BUCK: I’m just gonna tell everybody this — and I know not everyone’s gonna like to hear it, but it’s true. The Trump administration got caught up in some of this stuff. We’re gonna be honest about this; let’s be honest about this. Trump administration was pushing the First Step Act, the Trump administration after BLM…
Now, when I say, “caught up in some of this.” Maybe they were 5% or 10% as caught up as the 90 or 95% of this was Democrat policies and ideas. But this became fashionable on the right as well for a while, not just… When I say Trump administration, I mean that more generally also with the GOP, the Trump White House, but also a lot of people in the GOP were talking about criminal justice reform.

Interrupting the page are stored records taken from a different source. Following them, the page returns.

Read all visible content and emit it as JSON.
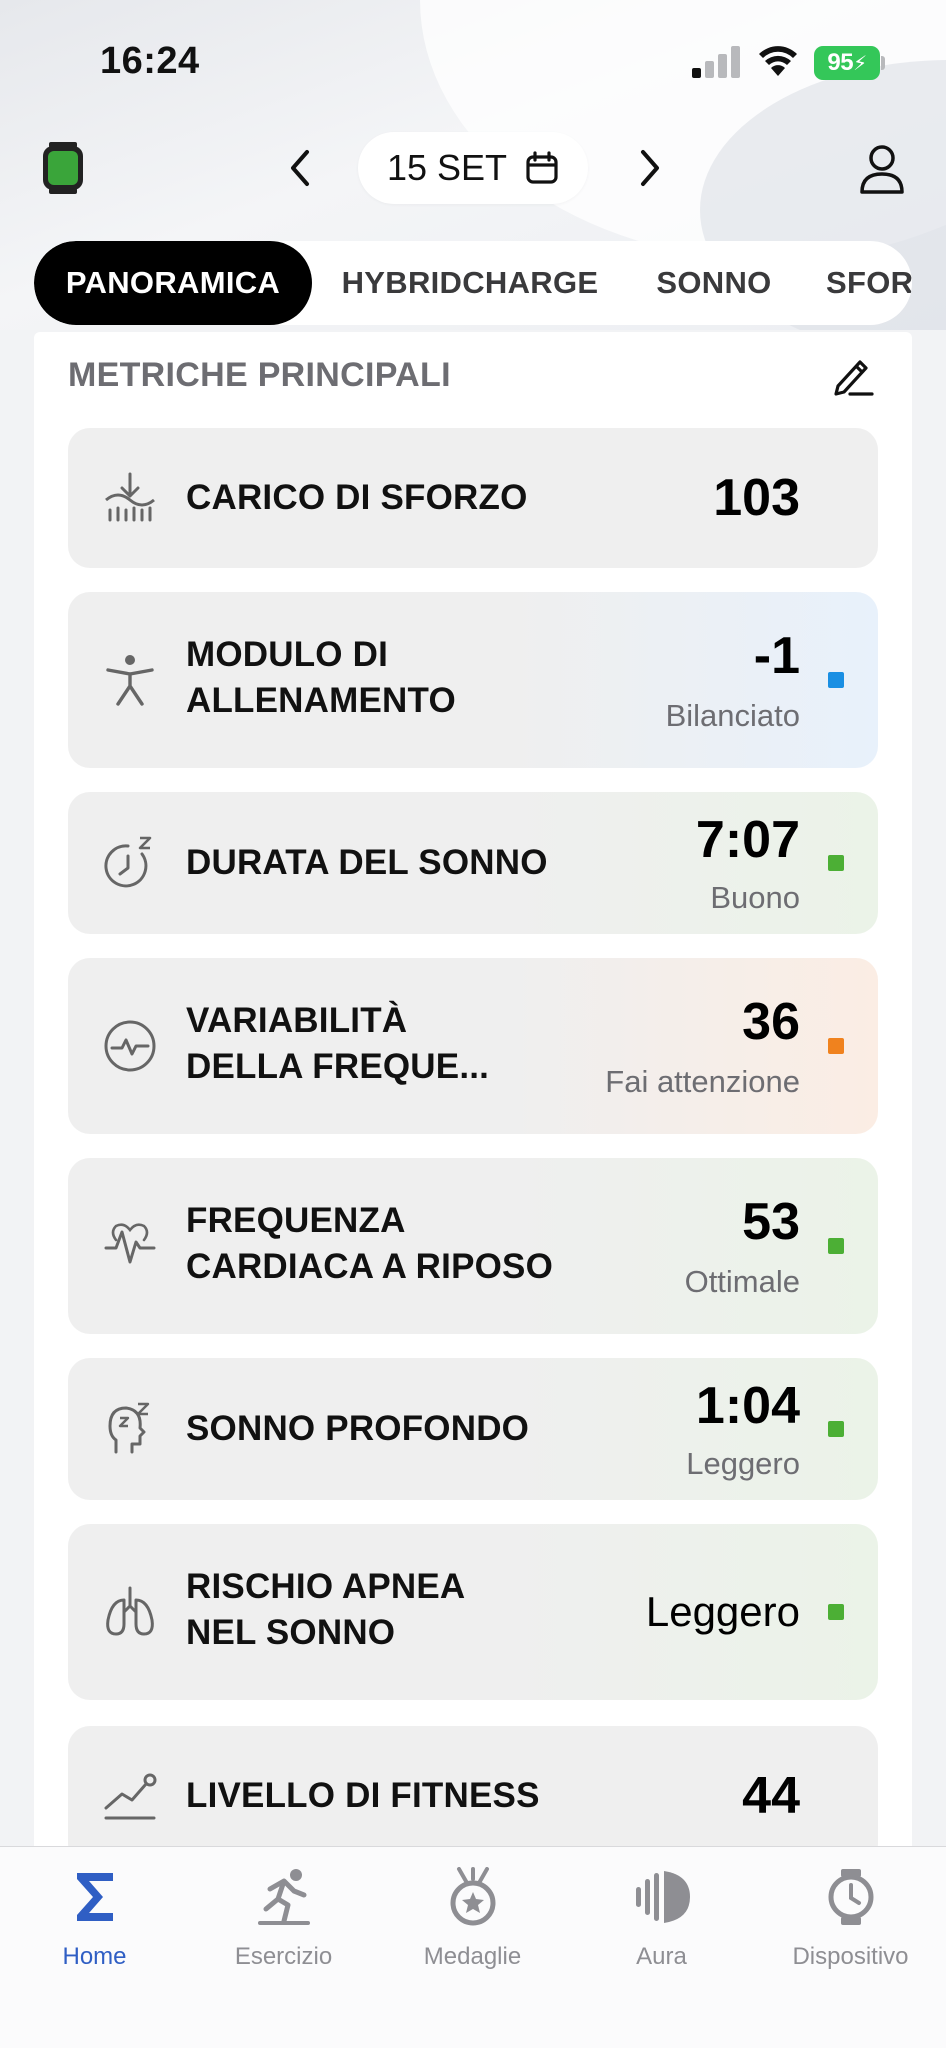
{
  "status_bar": {
    "time": "16:24",
    "battery": "95"
  },
  "header": {
    "date": "15 SET"
  },
  "tabs": [
    {
      "label": "PANORAMICA",
      "active": true
    },
    {
      "label": "HYBRIDCHARGE"
    },
    {
      "label": "SONNO"
    },
    {
      "label": "SFOR"
    }
  ],
  "section": {
    "title": "METRICHE PRINCIPALI"
  },
  "metrics": [
    {
      "label1": "CARICO DI SFORZO",
      "label2": "",
      "value": "103",
      "status": "",
      "icon": "training-load-icon"
    },
    {
      "label1": "MODULO DI",
      "label2": "ALLENAMENTO",
      "value": "-1",
      "status": "Bilanciato",
      "color": "#1a8fe3",
      "icon": "figure-icon"
    },
    {
      "label1": "DURATA DEL SONNO",
      "label2": "",
      "value": "7:07",
      "status": "Buono",
      "color": "#4caf35",
      "icon": "sleep-clock-icon"
    },
    {
      "label1": "VARIABILITÀ",
      "label2": "DELLA FREQUE...",
      "value": "36",
      "status": "Fai attenzione",
      "color": "#f0821e",
      "icon": "hrv-icon"
    },
    {
      "label1": "FREQUENZA",
      "label2": "CARDIACA A RIPOSO",
      "value": "53",
      "status": "Ottimale",
      "color": "#4caf35",
      "icon": "heart-rate-icon"
    },
    {
      "label1": "SONNO PROFONDO",
      "label2": "",
      "value": "1:04",
      "status": "Leggero",
      "color": "#4caf35",
      "icon": "deep-sleep-icon"
    },
    {
      "label1": "RISCHIO APNEA",
      "label2": "NEL SONNO",
      "value": "Leggero",
      "status": "",
      "color": "#4caf35",
      "icon": "lungs-icon"
    },
    {
      "label1": "LIVELLO DI FITNESS",
      "label2": "",
      "value": "44",
      "status": "",
      "icon": "fitness-trend-icon"
    }
  ],
  "bottom_nav": [
    {
      "label": "Home",
      "icon": "sigma-icon",
      "active": true
    },
    {
      "label": "Esercizio",
      "icon": "runner-icon"
    },
    {
      "label": "Medaglie",
      "icon": "medal-icon"
    },
    {
      "label": "Aura",
      "icon": "aura-icon"
    },
    {
      "label": "Dispositivo",
      "icon": "watch-icon"
    }
  ],
  "colors": {
    "accent": "#2f5ec4",
    "active_tab": "#000000",
    "device_green": "#3aa53a"
  }
}
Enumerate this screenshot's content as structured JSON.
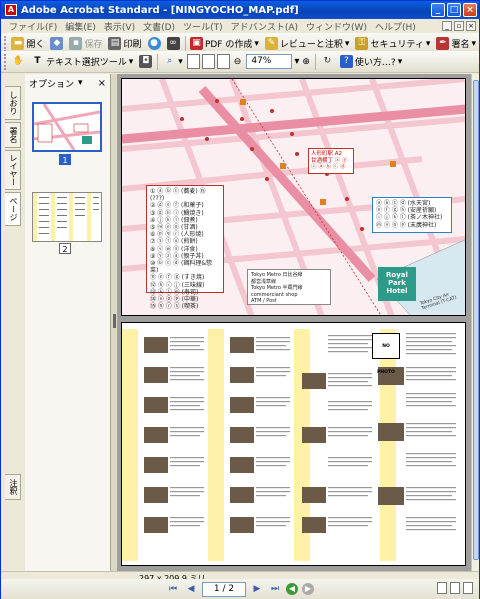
{
  "window": {
    "title": "Adobe Acrobat Standard - [NINGYOCHO_MAP.pdf]",
    "app_icon": "acrobat-icon",
    "min_label": "_",
    "max_label": "□",
    "close_label": "×",
    "mdi_min": "_",
    "mdi_max": "▫",
    "mdi_close": "×"
  },
  "menu": [
    "ファイル(F)",
    "編集(E)",
    "表示(V)",
    "文書(D)",
    "ツール(T)",
    "アドバンスト(A)",
    "ウィンドウ(W)",
    "ヘルプ(H)"
  ],
  "toolbar1": {
    "open": "開く",
    "save": "保存",
    "print": "印刷",
    "create_pdf": "PDF の作成",
    "review": "レビューと注釈",
    "security": "セキュリティ",
    "sign": "署名"
  },
  "toolbar2": {
    "text_select": "テキスト選択ツール",
    "zoom": "47%",
    "how_to": "使い方…?"
  },
  "panel": {
    "options_label": "オプション",
    "close": "×",
    "tabs": [
      "しおり",
      "署名",
      "レイヤー",
      "ページ",
      "注釈"
    ],
    "pages": [
      "1",
      "2"
    ]
  },
  "map": {
    "legend_left": [
      "① ⓐ ⓑ ⓒ (蕎麦) ⑮ (???)",
      "② ⓓ ⓔ ⓕ (和菓子)",
      "③ ⓖ ⓗ ⓘ (鯛焼き)",
      "④ ⓙ ⓚ ⓛ (佃煮)",
      "⑤ ⓜ ⓝ ⓞ (甘酒)",
      "⑥ ⓟ ⓠ ⓡ (人形焼)",
      "⑦ ⓢ ⓣ ⓤ (煎餅)",
      "⑧ ⓥ ⓦ ⓧ (洋食)",
      "⑨ ⓨ ⓩ ⓐ (親子丼)",
      "⑩ ⓑ ⓒ ⓓ (鶏料理&惣菜)",
      "⑪ ⓔ ⓕ ⓖ (すき焼)",
      "⑫ ⓗ ⓘ ⓙ (三味線)",
      "⑬ ⓚ ⓛ ⓜ (寿司)",
      "⑭ ⓝ ⓞ ⓟ (中華)",
      "⑮ ⓠ ⓡ ⓢ (喫茶)",
      "⑯ ⓣ ⓤ ⓥ (玉子焼)",
      "⑰ ⓦ ⓧ ⓨ (パン)"
    ],
    "legend_right": [
      "ⓐ ⓑ ⓒ ⓓ (水天宮)",
      "ⓔ ⓕ ⓖ ⓗ (安産祈願)",
      "ⓘ ⓙ ⓚ ⓛ (茶ノ木神社)",
      "ⓜ ⓝ ⓞ ⓟ (末廣神社)"
    ],
    "note": [
      "人形町駅 A2",
      "甘酒横丁 ⓧ ⓨ",
      "ⓩ ⓐ ⓑ ⓒ ⓓ"
    ],
    "hotel": "Royal Park Hotel",
    "tcat": "Tokyo City Air Terminal (T-CAT)",
    "map_legend": [
      "Tokyo Metro 日比谷線",
      "都営浅草線",
      "Tokyo Metro 半蔵門線",
      "commerciant shop",
      "ATM / Post"
    ]
  },
  "page2": {
    "no_photo": "NO PHOTO"
  },
  "status": {
    "page_size": "297 x 209.9 ミリ",
    "page_field": "1 / 2",
    "first": "⏮",
    "prev": "◀",
    "next": "▶",
    "last": "⏭",
    "back": "◀",
    "forward": "▶"
  },
  "colors": {
    "titlebar": "#0842b6",
    "map_street": "#f3a6b8",
    "map_highlight": "#f7c8d2",
    "accent_red": "#c03030",
    "hotel": "#2e9a8a"
  }
}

This became fashionable for a while, and it was always, “We’re locking up too many people for nonviolent drug offenses.” That’s not really the case when you look at what the drug offenses actually usually involve. Drug offenses are often easy to prove, and so federal prosecutors will say, “Well, we’ll get you on the drugs. We’re not even gonna go after the weapons possession.
“We’re not even gonna go after the violent gang assault or whatever the other charges may be.” So all you see for an individual are possession of X ounces of fill in the blank with illegal drug. We weren’t actually locking up a whole lot of people for decades for just having a bag of marijuana. And I think that’s started to become the perception that was pushed by a lot of people to get… Clay, why else do we have all these criminal justice reform laws going into effect 2018, 2019, 2020? And then the BLM movement came about, the undermining of police as racist.